The meeting was aimed at deliberating and finding ways of preventing innocent automobile dealers from incurring losses as a result of crime they may not be directly involved in.
“There is the need for state and non-state actors to collaborate effectively to be able to identify the various modus operandi of criminal operations and share it with governments all over the world.
“This will help them establish criteria for identifying stolen goods and intercept them at the country of origin and/or before it gets to the destination,” he stated.
Dr Obeng said information on these criteria should then be widely disseminated for people to know, detect and report any suspected case to security agencies including Interpol for the necessary action.

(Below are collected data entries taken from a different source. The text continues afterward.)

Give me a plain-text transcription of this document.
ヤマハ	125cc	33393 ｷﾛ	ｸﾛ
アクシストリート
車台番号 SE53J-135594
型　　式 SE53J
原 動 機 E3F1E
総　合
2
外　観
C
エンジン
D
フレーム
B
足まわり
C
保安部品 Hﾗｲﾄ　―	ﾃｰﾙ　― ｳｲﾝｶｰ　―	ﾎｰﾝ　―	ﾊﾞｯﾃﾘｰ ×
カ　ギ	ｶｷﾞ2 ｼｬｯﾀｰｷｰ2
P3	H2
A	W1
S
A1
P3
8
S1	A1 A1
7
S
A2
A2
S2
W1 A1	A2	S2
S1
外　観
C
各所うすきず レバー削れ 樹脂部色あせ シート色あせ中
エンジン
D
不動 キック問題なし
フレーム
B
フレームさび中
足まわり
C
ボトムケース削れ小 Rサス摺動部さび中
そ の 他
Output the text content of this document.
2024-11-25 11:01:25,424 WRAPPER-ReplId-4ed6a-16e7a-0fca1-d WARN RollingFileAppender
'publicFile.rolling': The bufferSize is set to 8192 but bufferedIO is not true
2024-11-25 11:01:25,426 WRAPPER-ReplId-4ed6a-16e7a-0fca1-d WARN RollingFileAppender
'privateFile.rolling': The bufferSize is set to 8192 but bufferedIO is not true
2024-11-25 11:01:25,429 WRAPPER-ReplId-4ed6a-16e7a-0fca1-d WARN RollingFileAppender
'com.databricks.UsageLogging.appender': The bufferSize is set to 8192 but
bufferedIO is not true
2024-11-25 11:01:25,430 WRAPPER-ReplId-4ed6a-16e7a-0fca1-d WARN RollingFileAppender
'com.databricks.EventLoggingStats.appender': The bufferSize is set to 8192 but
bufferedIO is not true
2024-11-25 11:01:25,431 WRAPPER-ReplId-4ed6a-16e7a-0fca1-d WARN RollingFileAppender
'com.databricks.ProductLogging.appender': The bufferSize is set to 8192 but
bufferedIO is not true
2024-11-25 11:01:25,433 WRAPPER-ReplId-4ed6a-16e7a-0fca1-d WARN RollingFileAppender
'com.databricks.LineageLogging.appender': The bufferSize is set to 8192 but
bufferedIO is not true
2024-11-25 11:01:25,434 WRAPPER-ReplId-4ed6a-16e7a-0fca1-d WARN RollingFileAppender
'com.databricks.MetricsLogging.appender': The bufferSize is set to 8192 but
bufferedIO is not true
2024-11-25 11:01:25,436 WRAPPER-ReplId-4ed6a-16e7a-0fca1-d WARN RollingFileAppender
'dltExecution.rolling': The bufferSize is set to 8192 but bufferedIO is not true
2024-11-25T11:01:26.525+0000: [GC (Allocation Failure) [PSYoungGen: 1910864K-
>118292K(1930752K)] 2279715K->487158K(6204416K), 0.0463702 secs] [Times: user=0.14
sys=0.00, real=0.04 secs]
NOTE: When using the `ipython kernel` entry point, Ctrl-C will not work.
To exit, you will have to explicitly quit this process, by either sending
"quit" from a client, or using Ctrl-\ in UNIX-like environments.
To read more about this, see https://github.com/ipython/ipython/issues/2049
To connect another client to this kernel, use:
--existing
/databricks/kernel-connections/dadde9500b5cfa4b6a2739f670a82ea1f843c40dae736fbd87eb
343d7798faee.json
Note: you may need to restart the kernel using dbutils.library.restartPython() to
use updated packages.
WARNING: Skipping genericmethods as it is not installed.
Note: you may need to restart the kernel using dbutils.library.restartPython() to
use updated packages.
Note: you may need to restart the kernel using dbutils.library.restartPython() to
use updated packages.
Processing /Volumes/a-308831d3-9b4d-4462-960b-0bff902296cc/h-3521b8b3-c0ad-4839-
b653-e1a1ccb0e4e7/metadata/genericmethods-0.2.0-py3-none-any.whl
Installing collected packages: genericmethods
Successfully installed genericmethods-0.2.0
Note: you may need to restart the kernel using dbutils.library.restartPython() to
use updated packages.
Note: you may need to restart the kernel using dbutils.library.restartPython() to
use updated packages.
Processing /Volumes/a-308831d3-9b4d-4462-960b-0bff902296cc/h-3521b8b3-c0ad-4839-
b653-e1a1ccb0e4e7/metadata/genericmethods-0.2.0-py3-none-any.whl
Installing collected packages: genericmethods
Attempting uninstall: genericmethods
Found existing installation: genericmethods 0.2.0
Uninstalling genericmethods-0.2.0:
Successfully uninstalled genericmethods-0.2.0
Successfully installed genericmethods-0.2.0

Mr George Dumenu, Executive Secretary, CADEG, reiterated that the stakeholder engagement had become imperative due to the December 9 incident as it had had grave consequences for the auto dealership in the country by creating a huge mistrust between purchasers of used vehicles.
He stressed that inspectorate agencies were required to verify all vehicles, their requisite documents, and approve same before they were allowed to pay import taxes to the state.
“It then comes as a surprise that these vehicles after going through all these checks are now tagged as ‘stolen vehicles’,” he added.
Mr Dumenu stated that the CADEG believed that majority of these cars were actually not stolen cars as it was being alleged as the checks and balances in these countries were so strict that an ordinary trader from Ghana does not have the sophistication needed to perpetrate such a crime easily.
He therefore called on stakeholders to use their offices to salvage the situation and urged authorities in the USA and Canada, to do proper due diligence before allowing shipment of used vehicles out of their jurisdiction.